Simply put, both versions of the same proposal, House Bill 1617 and Senate Bill 1718, are a slap to the face of our immigrant families — and native-born Americans who have welcomed immigrants into their lives, whether through friendship or marriage.

Families of mixed immigration status, people who straddle two worlds, are a Florida trademark. But if bills pass both chambers, these Floridians could potentially become criminals in the eyes of the law.

If signed by the governor, the new and possibly unconstitutional law would criminalize hosting immigrants in your home and driving them to school, work or anywhere else.

Doing so would be paramount to harboring a fugitive and abetting them. Who and how authorities get to decide who is here illegally or who isn’t is tough to tell.
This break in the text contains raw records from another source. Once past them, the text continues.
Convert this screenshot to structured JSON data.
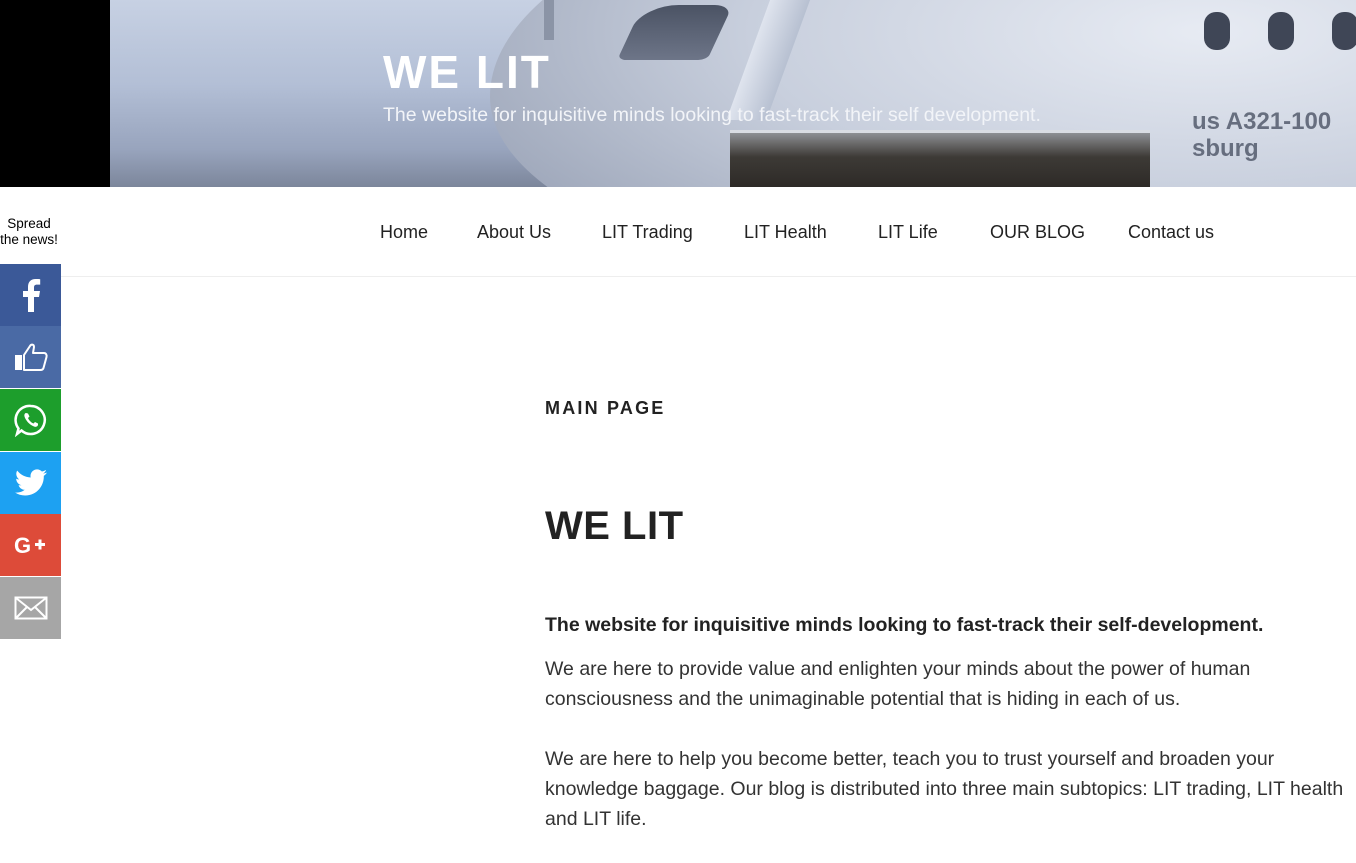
{
  "header": {
    "title": "WE LIT",
    "tagline": "The website for inquisitive minds looking to fast-track their self development.",
    "photo_text_line1": "us A321-100",
    "photo_text_line2": "sburg"
  },
  "nav": {
    "items": [
      {
        "label": "Home"
      },
      {
        "label": "About Us"
      },
      {
        "label": "LIT Trading"
      },
      {
        "label": "LIT Health"
      },
      {
        "label": "LIT Life"
      },
      {
        "label": "OUR BLOG"
      },
      {
        "label": "Contact us"
      }
    ]
  },
  "share": {
    "label": "Spread the news!",
    "buttons": [
      {
        "icon": "facebook-icon",
        "color": "#3b5998"
      },
      {
        "icon": "thumbs-up-icon",
        "color": "#4a6aa5"
      },
      {
        "icon": "whatsapp-icon",
        "color": "#1d9e2c"
      },
      {
        "icon": "twitter-icon",
        "color": "#1da1f2"
      },
      {
        "icon": "google-plus-icon",
        "color": "#dd4b39"
      },
      {
        "icon": "email-icon",
        "color": "#a6a6a6"
      }
    ]
  },
  "main": {
    "section_label": "MAIN PAGE",
    "heading": "WE LIT",
    "lead": "The website for inquisitive minds looking to fast-track their self-development.",
    "paragraphs": [
      "We are here to provide value and enlighten your minds about the power of human consciousness and the unimaginable potential that is hiding in each of us.",
      "We are here to help you become better, teach you to trust yourself and broaden your knowledge baggage. Our blog is distributed into three main subtopics: LIT trading, LIT health and LIT life."
    ]
  }
}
And neither DeSantis nor the state decides immigration matters. The bill also mandates random raids on businesses to check employees’ immigration status, again not the purview of state government, and forces hospitals to ask patients for their immigration status.
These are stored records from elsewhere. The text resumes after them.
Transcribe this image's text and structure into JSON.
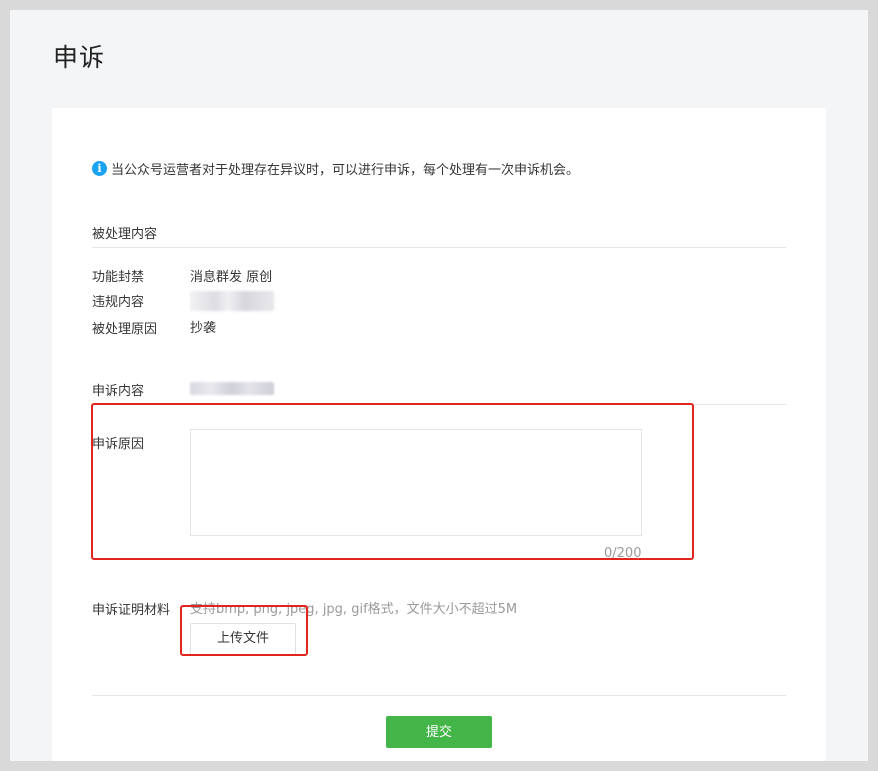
{
  "page": {
    "title": "申诉"
  },
  "notice": {
    "icon": "info-icon",
    "text": "当公众号运营者对于处理存在异议时，可以进行申诉，每个处理有一次申诉机会。"
  },
  "handled_content": {
    "section_title": "被处理内容",
    "rows": [
      {
        "label": "功能封禁",
        "value": "消息群发 原创"
      },
      {
        "label": "违规内容",
        "value": ""
      },
      {
        "label": "被处理原因",
        "value": "抄袭"
      }
    ]
  },
  "appeal": {
    "section_title": "申诉内容",
    "reason_label": "申诉原因",
    "reason_value": "",
    "reason_counter": "0/200",
    "proof_label": "申诉证明材料",
    "proof_hint": "支持bmp, png, jpeg, jpg, gif格式，文件大小不超过5M",
    "upload_label": "上传文件"
  },
  "actions": {
    "submit_label": "提交"
  },
  "colors": {
    "primary_green": "#44b549",
    "info_blue": "#1aa3f0",
    "highlight_red": "#e1251b"
  }
}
All of these proposals, which should have been dead on arrival when filed, have passed two House and Senate committees.

The consequences of this bill are far reaching for people living in big Florida cities, such as Hialeah — which has the largest concentration of immigrants in the country — and obviously, other Miami-Dade and Broward cities. The same is true for other immigrant hubs, such as Orlando, Tampa and Jacksonville, where immigrant advocates held protests recently.
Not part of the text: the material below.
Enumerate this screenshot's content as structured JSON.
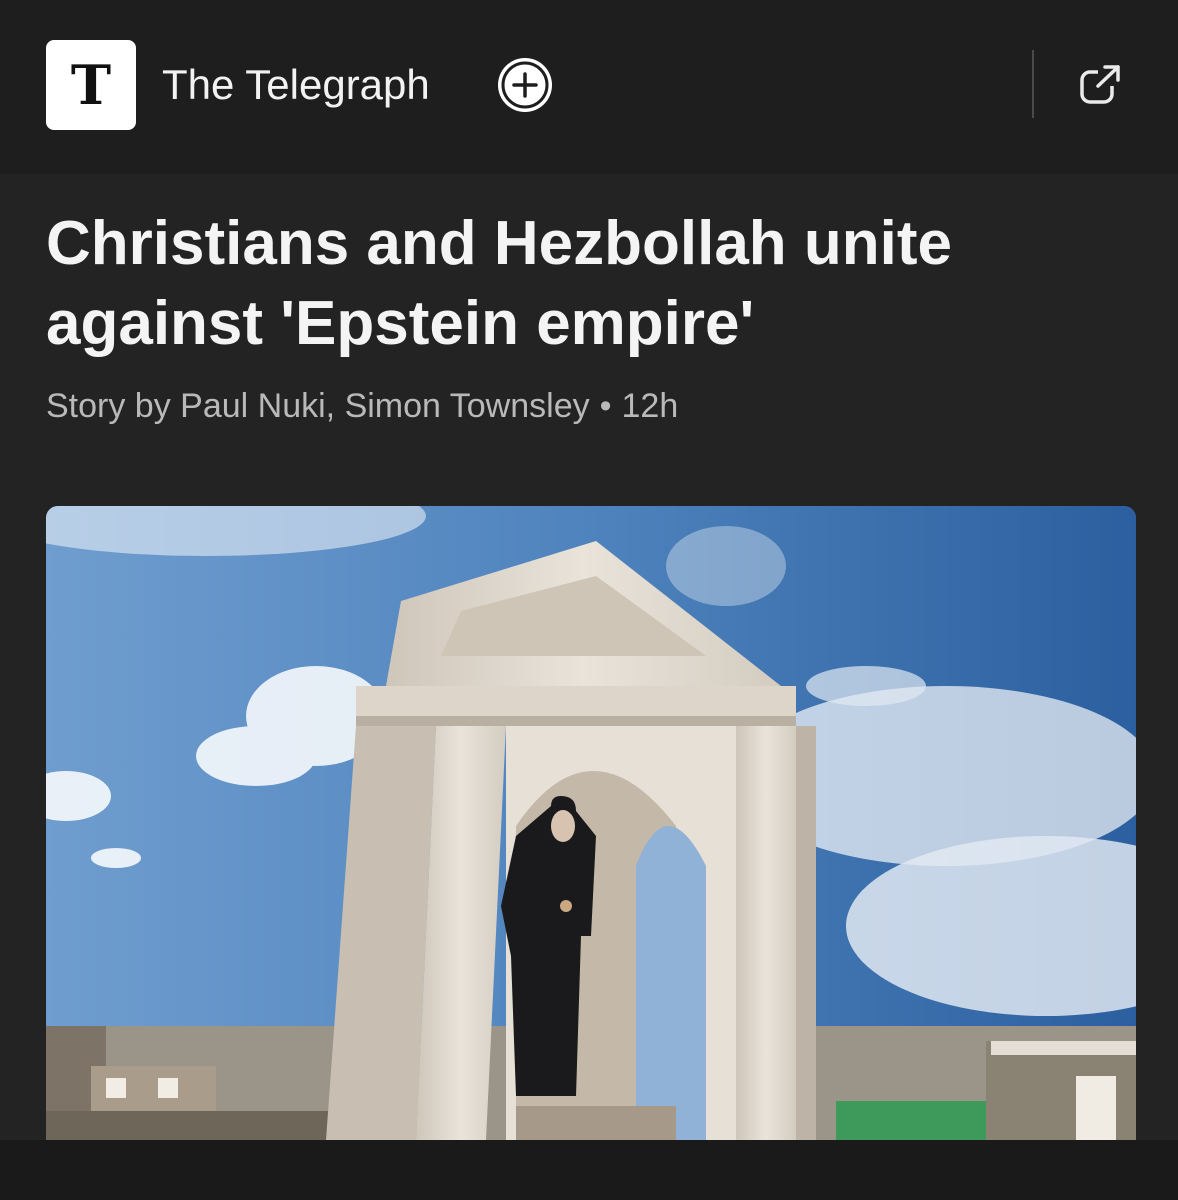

“This bill will negatively impact not only tens of thousands of mixed-status families living in Florida but will also impact thousands of businesses across the state,“ former Miami congresswoman Debbie Mucarsel-Powell told me.

“Immigrants have been the backbone of Florida’s economy from the agricultural sector to the hospitality industry. Will Gov. DeSantis raid every business in the state to enforce this law?”

Perhaps not the businesses of his donors, but he will target those of random Hispanics and other minority groups. It’s a political game for the governor with his sights on the presidency.

To win the Republican primary, DeSantis has to outdo former President Trump’s immigrant loathing. Who could have imagined that even possible?

But here’s DeSantis vying to prove to the base that he’s the baddest boy on the extremist Republican right-wing block. And he will boast on the campaign trail, as he likes to say: “Florida delivers results.”

To accomplish his legislative goals, DeSantis misrepresents the nation’s true immigration picture.

He attacks the Biden administration falsely claiming the president is allowing an “open border” when Biden is turning away, repatriating and deporting immigrants at a rate immigration advocates have denounced as “Trump-like.”

But perhaps worse than a Christian nationalist governor’s xenophobia, ethically speaking, is the fact that these bills that hurt immigrant communities are moving along with “yea” votes from Republican Cuban Americans from Miami-Dade. Have they lost all sense of decency?

To see senators with the last names of García and Rodríguez, the children of Cuban exiles, voting to do harm to other immigrants is beyond shameful. Sen. Ana Maria Rodríguez, who chairs the Miami-Dade Delegation, voted to pass the bill out of the Rules Committee.

It’s incomprehensible that she represents Doral, the city known as “Doralzuela” for its huge Venezuelan community.

But, for this generation — as Cuban-American Lt. Gov. Jeanette Núñez also has demonstrated with her support of DeSantis’ deceitful transport of immigrants to other states — it’s OK to reject one’s heritage. It’s the price of admission to the 1950s-styled Tallahassee club of powerful white men and compliant women.

Maybe Rodríguez’s inner child doesn’t remember how our parents housed with pride and warmth the latest newcomer from Cuba — whether the arrival came visa in hand through the Freedom Flights or aboard a packed shrimper, and without papers, on the Mariel boatlift.

But I remember when the first Hispanic caucus went to Tallahassee for one purpose: to represent us. Now the heirs jauntily walk in the shoes of an immigrant hater and do his bidding without regard to the impact on our communities? They’re weak legislators riding coattails that are a bad fit for immigrant South Florida.